Objectives: To contribute to the evidence base and facilitate a greater understanding of assessment of patients as carried out by nurses through exploring the research question: How is the term “nursing assessment” used in the current health care literature?
Design: The review process, synthesised from the work of Greenhalgh et al. (2005), Clancy (2002), Egger et al. (2001), identified and assessed the quality of articles, text books, the grey literature, policy documents and databases. Glaser's Grounded Theory (GT) method was utilised to analyse the concept of “assessment” as exemplified within the included studies.
Methods: The focus for this mixed-method review is the health care literature between 1990 and 2005. Studies were identified, screened and assessed for methodological quality and data were extracted and recorded. Analysis of the included studies was facilitated using a GT approach. Possible tensions when using a mixed-method research design are acknowledged and briefly discussed.
Results: Of the 32,602 instances initially identified, 329 articles, policy documents and book extracts were closely read and after further screening, 120 articles and 12 policy documents and book extracts were analysed. Seven overlapping categories were identified, with “judicial” or “judgement making” identified as the core category.

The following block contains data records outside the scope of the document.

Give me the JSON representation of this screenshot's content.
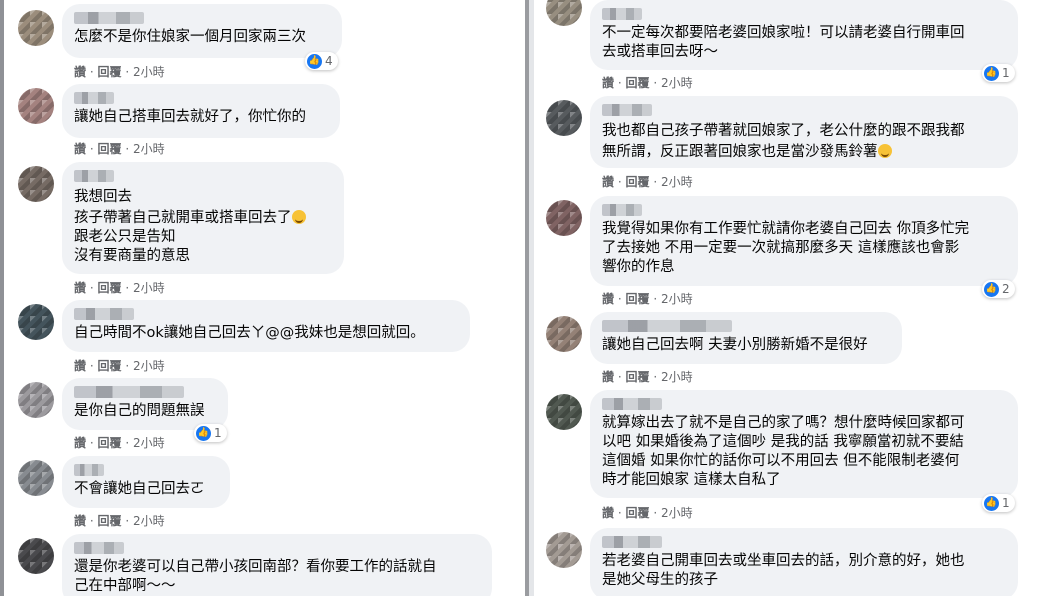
{
  "left_comments": [
    {
      "text": "怎麼不是你住娘家一個月回家兩三次",
      "like": "讚",
      "reply": "回覆",
      "time": "2小時",
      "reactions": "4"
    },
    {
      "text": "讓她自己搭車回去就好了，你忙你的",
      "like": "讚",
      "reply": "回覆",
      "time": "2小時",
      "reactions": ""
    },
    {
      "text": "我想回去\n孩子帶著自己就開車或搭車回去了",
      "text2": "跟老公只是告知\n沒有要商量的意思",
      "like": "讚",
      "reply": "回覆",
      "time": "2小時",
      "reactions": ""
    },
    {
      "text": "自己時間不ok讓她自己回去ㄚ@@我妹也是想回就回。",
      "like": "讚",
      "reply": "回覆",
      "time": "2小時",
      "reactions": ""
    },
    {
      "text": "是你自己的問題無誤",
      "like": "讚",
      "reply": "回覆",
      "time": "2小時",
      "reactions": "1"
    },
    {
      "text": "不會讓她自己回去ㄛ",
      "like": "讚",
      "reply": "回覆",
      "time": "2小時",
      "reactions": ""
    },
    {
      "text": "還是你老婆可以自己帶小孩回南部？看你要工作的話就自\n己在中部啊～～",
      "like": "",
      "reply": "",
      "time": "",
      "reactions": ""
    }
  ],
  "right_comments": [
    {
      "text": "不一定每次都要陪老婆回娘家啦！可以請老婆自行開車回\n去或搭車回去呀～",
      "like": "讚",
      "reply": "回覆",
      "time": "2小時",
      "reactions": "1"
    },
    {
      "text": "我也都自己孩子帶著就回娘家了，老公什麼的跟不跟我都\n無所謂，反正跟著回娘家也是當沙發馬鈴薯",
      "like": "讚",
      "reply": "回覆",
      "time": "2小時",
      "reactions": ""
    },
    {
      "text": "我覺得如果你有工作要忙就請你老婆自己回去 你頂多忙完\n了去接她 不用一定要一次就搞那麼多天 這樣應該也會影\n響你的作息",
      "like": "讚",
      "reply": "回覆",
      "time": "2小時",
      "reactions": "2"
    },
    {
      "text": "讓她自己回去啊 夫妻小別勝新婚不是很好",
      "like": "讚",
      "reply": "回覆",
      "time": "2小時",
      "reactions": ""
    },
    {
      "text": "就算嫁出去了就不是自己的家了嗎？想什麼時候回家都可\n以吧 如果婚後為了這個吵 是我的話 我寧願當初就不要結\n這個婚 如果你忙的話你可以不用回去 但不能限制老婆何\n時才能回娘家 這樣太自私了",
      "like": "讚",
      "reply": "回覆",
      "time": "2小時",
      "reactions": "1"
    },
    {
      "text": "若老婆自己開車回去或坐車回去的話，別介意的好，她也\n是她父母生的孩子",
      "like": "",
      "reply": "",
      "time": "",
      "reactions": ""
    }
  ],
  "sep": "·",
  "colors": {
    "bubble": "#f0f2f5",
    "meta": "#65676b",
    "like_blue": "#1877f2"
  },
  "icons": {
    "like": "thumbs-up-icon",
    "emoji": "laughing-emoji-icon"
  }
}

Conclusions: Hierarchies of nursing practice, government policies and inter-professional agendas cause barriers to meaningful assessment. Informal and formal assessments and screening processes are often conflated, resulting in confusion regarding the scope and nature of the process. Differences between the rhetoric of placing the patient at the heart of the assessment process and practice have been identified.